Trump orders faster psychedelic research, access for mental illness treatment
Trump moved to speed psychedelic research and patient access, but not legalization, betting $50 million and federal review can turn ibogaine into a mental-health treatment.

Donald Trump used an executive order to push psychedelic medicine closer to mainstream federal review, but stopped short of legalizing anything. The April 18 order, titled Accelerating Medical Treatments for Serious Mental Illness, told the Food and Drug Administration to prioritize psychedelic drugs that have already won Breakthrough Therapy designation and instructed the FDA and Drug Enforcement Administration to build a pathway for eligible patients to receive investigational drugs, including ibogaine compounds, under the administration’s Right to Try framework.
That is the key distinction in the policy shift: the White House is opening doors to research access and faster review, not removing federal drug controls. Ibogaine remains a Schedule I substance under federal law, a category reserved for drugs the government says have no currently accepted medical use and a high potential for abuse. The administration, however, said there is now enough scientific evidence to justify deeper study, especially for veterans and people with hard-to-treat conditions such as post-traumatic stress disorder, depression, opioid addiction and traumatic brain injury.

The White House said more than 14 million American adults have a serious mental illness and pointed to veteran suicide rates that have exceeded 6,000 per year for more than 20 years. It also said it would dedicate $50 million to federal research into ibogaine, signaling that the order is meant to move beyond symbolism and into laboratory and clinical work.
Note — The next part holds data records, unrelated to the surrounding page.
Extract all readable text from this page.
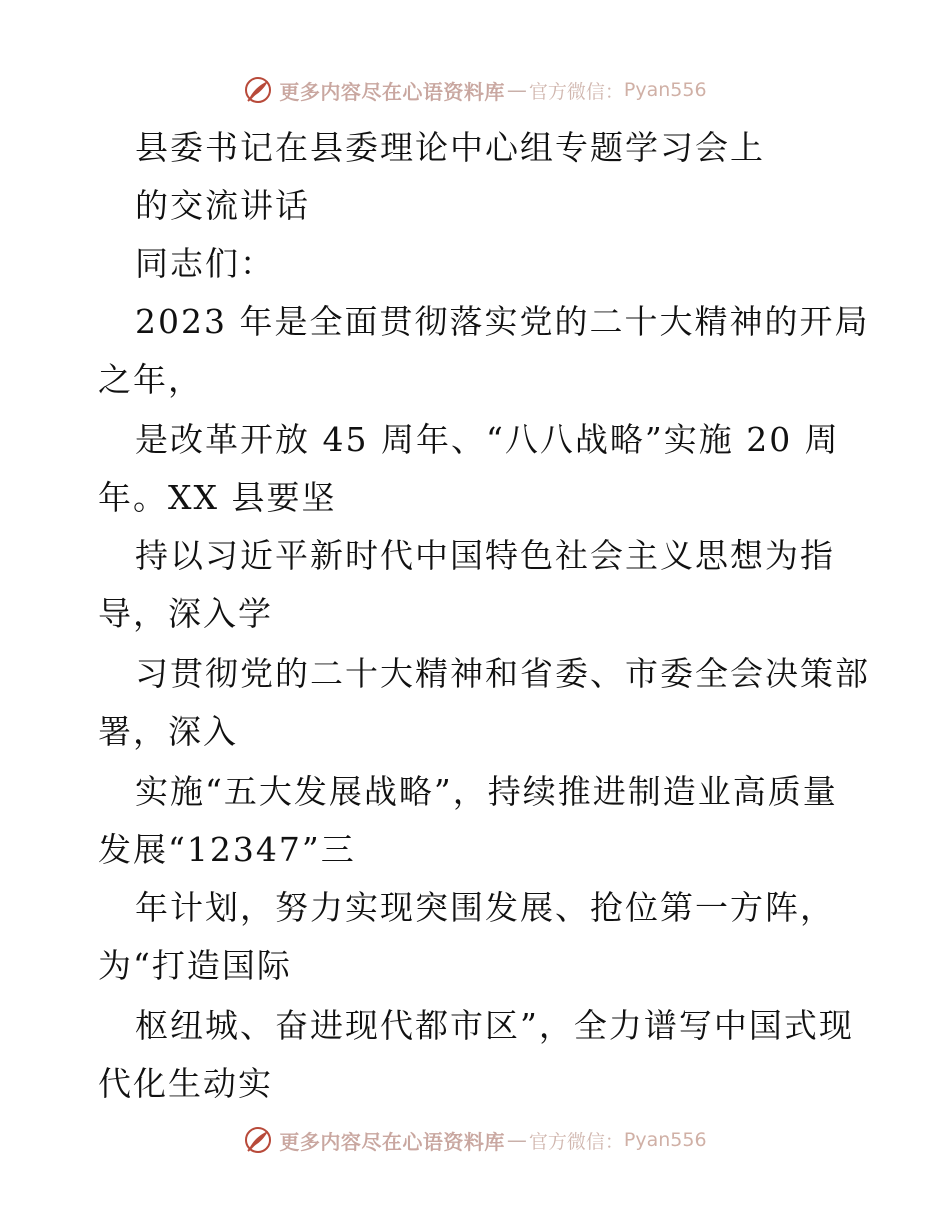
更多内容尽在心语资料库 — 官方微信： Pyan556
县委书记在县委理论中心组专题学习会上
的交流讲话
同志们：
2023 年是全面贯彻落实党的二十大精神的开局
之年，
是改革开放 45 周年、“八八战略”实施 20 周
年。XX 县要坚
持以习近平新时代中国特色社会主义思想为指
导，深入学
习贯彻党的二十大精神和省委、市委全会决策部
署，深入
实施“五大发展战略”，持续推进制造业高质量
发展“12347”三
年计划，努力实现突围发展、抢位第一方阵，
为“打造国际
枢纽城、奋进现代都市区”，全力谱写中国式现
代化生动实
更多内容尽在心语资料库 — 官方微信： Pyan556
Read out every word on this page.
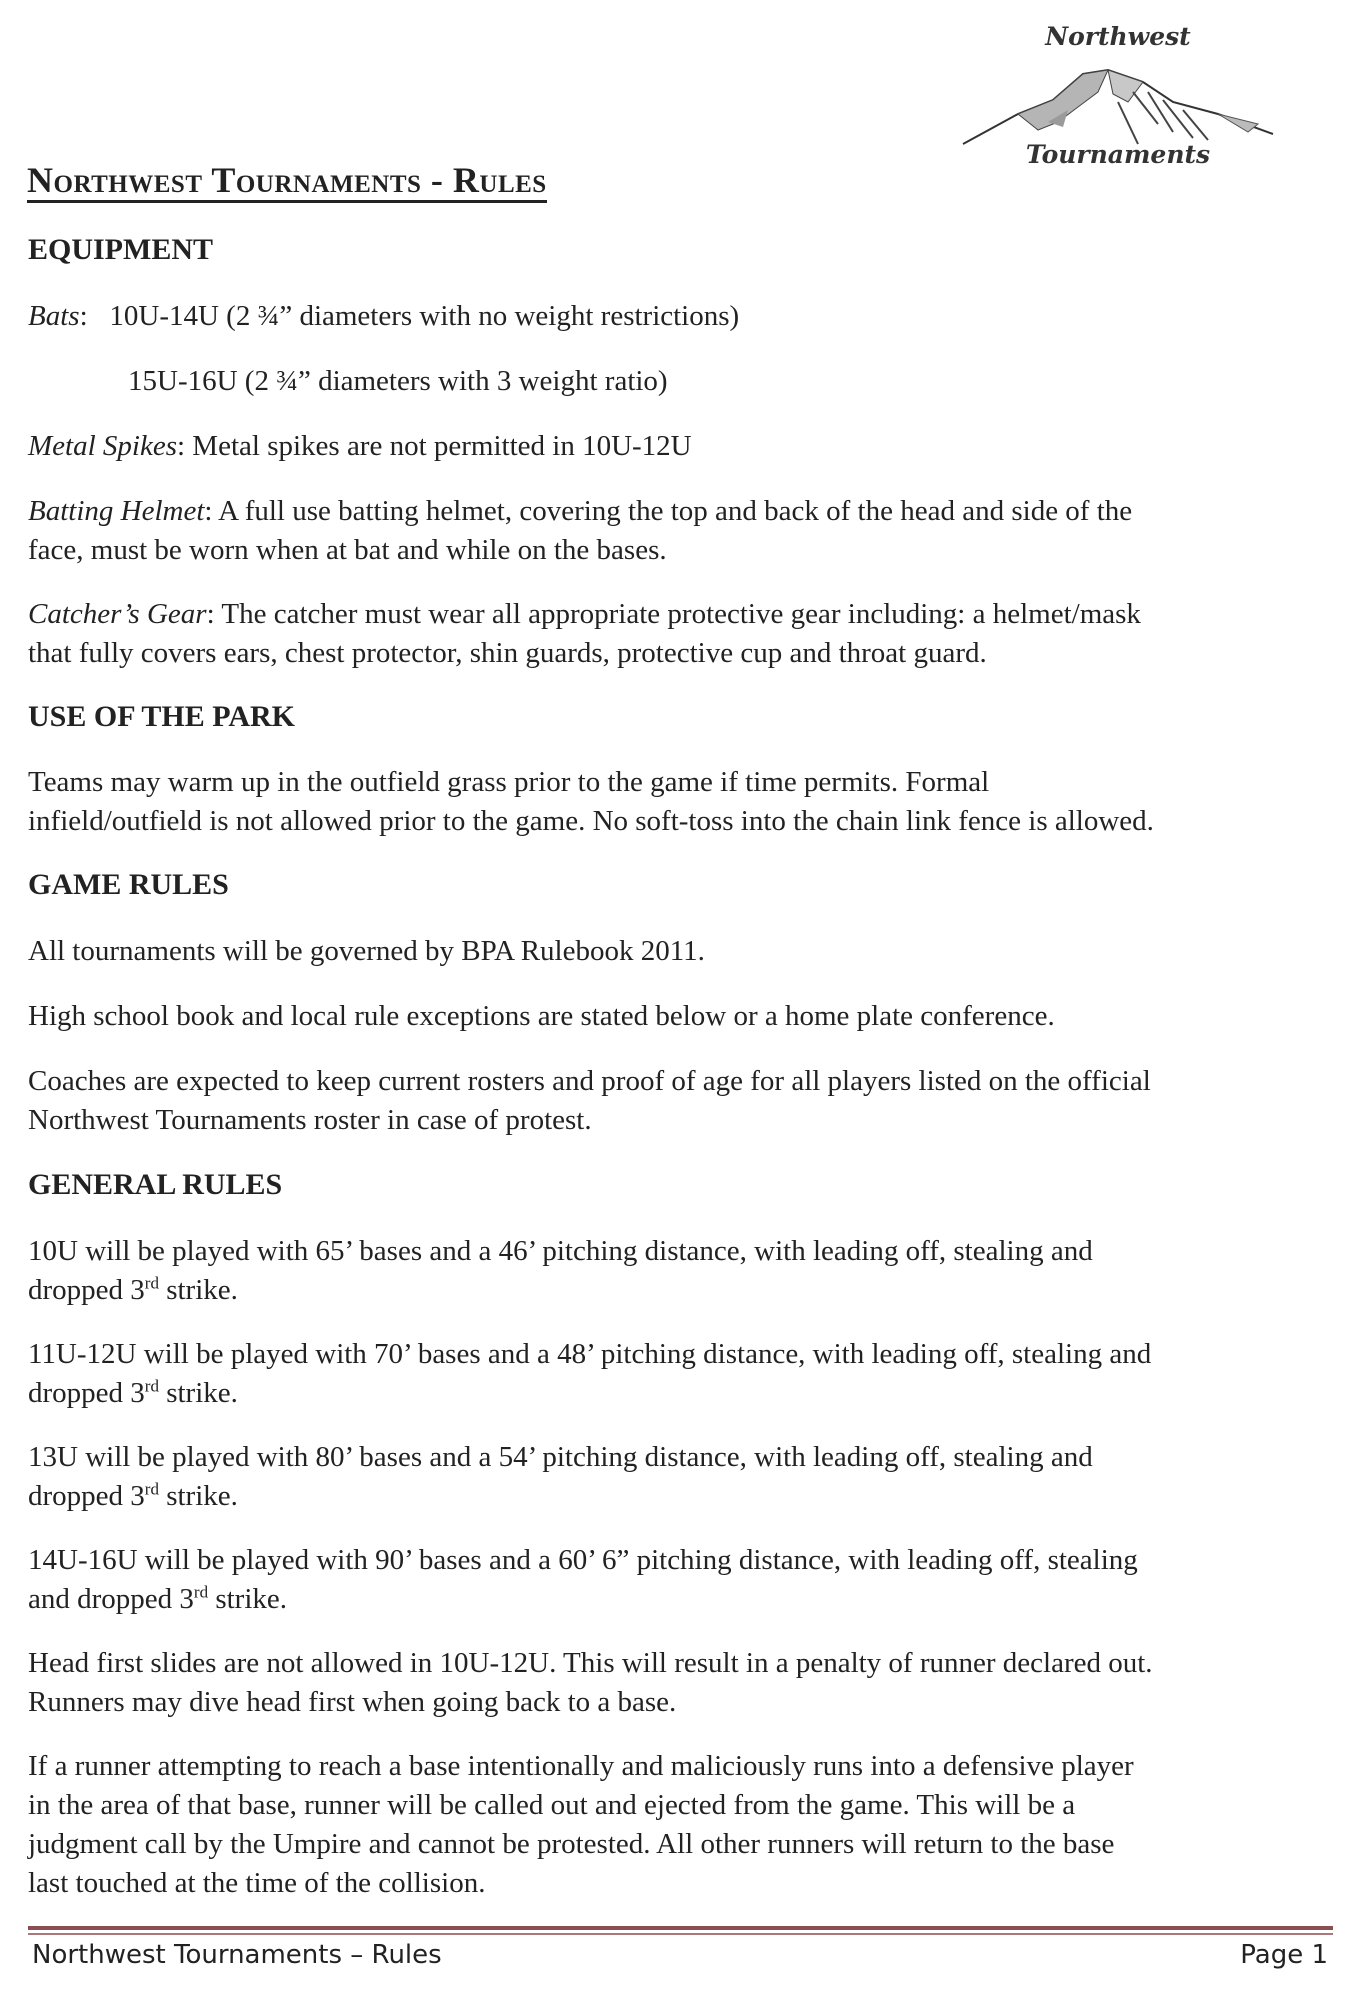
Northwest
Tournaments
Northwest Tournaments - Rules
EQUIPMENT
Bats:   10U-14U (2 ¾” diameters with no weight restrictions)
15U-16U (2 ¾” diameters with 3 weight ratio)
Metal Spikes: Metal spikes are not permitted in 10U-12U
Batting Helmet: A full use batting helmet, covering the top and back of the head and side of the
face, must be worn when at bat and while on the bases.
Catcher’s Gear: The catcher must wear all appropriate protective gear including: a helmet/mask
that fully covers ears, chest protector, shin guards, protective cup and throat guard.
USE OF THE PARK
Teams may warm up in the outfield grass prior to the game if time permits. Formal
infield/outfield is not allowed prior to the game. No soft-toss into the chain link fence is allowed.
GAME RULES
All tournaments will be governed by BPA Rulebook 2011.
High school book and local rule exceptions are stated below or a home plate conference.
Coaches are expected to keep current rosters and proof of age for all players listed on the official
Northwest Tournaments roster in case of protest.
GENERAL RULES
10U will be played with 65’ bases and a 46’ pitching distance, with leading off, stealing and
dropped 3rd strike.
11U-12U will be played with 70’ bases and a 48’ pitching distance, with leading off, stealing and
dropped 3rd strike.
13U will be played with 80’ bases and a 54’ pitching distance, with leading off, stealing and
dropped 3rd strike.
14U-16U will be played with 90’ bases and a 60’ 6” pitching distance, with leading off, stealing
and dropped 3rd strike.
Head first slides are not allowed in 10U-12U. This will result in a penalty of runner declared out.
Runners may dive head first when going back to a base.
If a runner attempting to reach a base intentionally and maliciously runs into a defensive player
in the area of that base, runner will be called out and ejected from the game. This will be a
judgment call by the Umpire and cannot be protested. All other runners will return to the base
last touched at the time of the collision.
Northwest Tournaments – Rules	Page 1
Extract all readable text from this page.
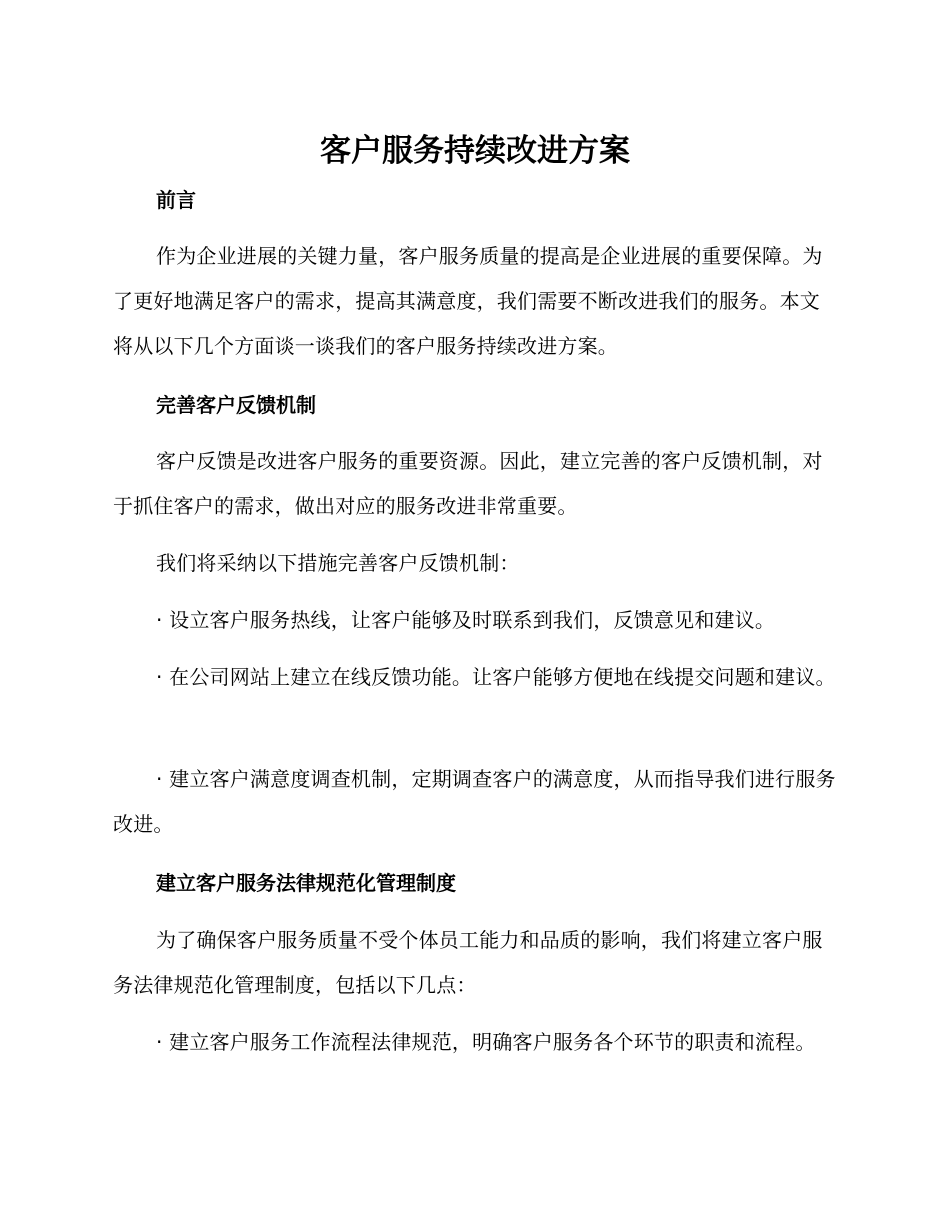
客户服务持续改进方案
前言

作为企业进展的关键力量，客户服务质量的提高是企业进展的重要保障。为了更好地满足客户的需求，提高其满意度，我们需要不断改进我们的服务。本文将从以下几个方面谈一谈我们的客户服务持续改进方案。

完善客户反馈机制

客户反馈是改进客户服务的重要资源。因此，建立完善的客户反馈机制，对于抓住客户的需求，做出对应的服务改进非常重要。

我们将采纳以下措施完善客户反馈机制：

· 设立客户服务热线，让客户能够及时联系到我们，反馈意见和建议。

· 在公司网站上建立在线反馈功能。让客户能够方便地在线提交问题和建议。

· 建立客户满意度调查机制，定期调查客户的满意度，从而指导我们进行服务改进。

建立客户服务法律规范化管理制度

为了确保客户服务质量不受个体员工能力和品质的影响，我们将建立客户服务法律规范化管理制度，包括以下几点：

· 建立客户服务工作流程法律规范，明确客户服务各个环节的职责和流程。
FDA Commissioner Marty Makary said decisions on the drugs could come as soon as this summer, setting an unusually fast timetable for a field that has been stalled for decades by stigma, regulation and limited large-scale data.
Trump unveiled the order in the Oval Office with Joe Rogan, Makary, and veteran advocates including former Navy SEAL Marcus Luttrell and Rep. Morgan Luttrell, a lineup that underscored the political strategy behind the announcement. The move followed earlier signs that the administration was warming to psychedelic medicine, including public support from Health and Human Services Secretary Robert F. Kennedy Jr. It also fits into a broader drug-policy push that began in December 2025, when Trump signed an executive order directing the attorney general to expedite rescheduling marijuana to Schedule III.
That marijuana order cited 40 states plus the District of Columbia with regulated medical marijuana programs and said 30,000 licensed health care practitioners are authorized to recommend medical marijuana for more than six million registered patients. Together, the two orders suggest a White House willing to use federal agencies, scheduling reviews and research channels to loosen the grip of drug prohibition without calling it legalization. For patients, though, the practical effect still depends on how quickly the FDA, the DEA and the medical evidence can move from announcement to access.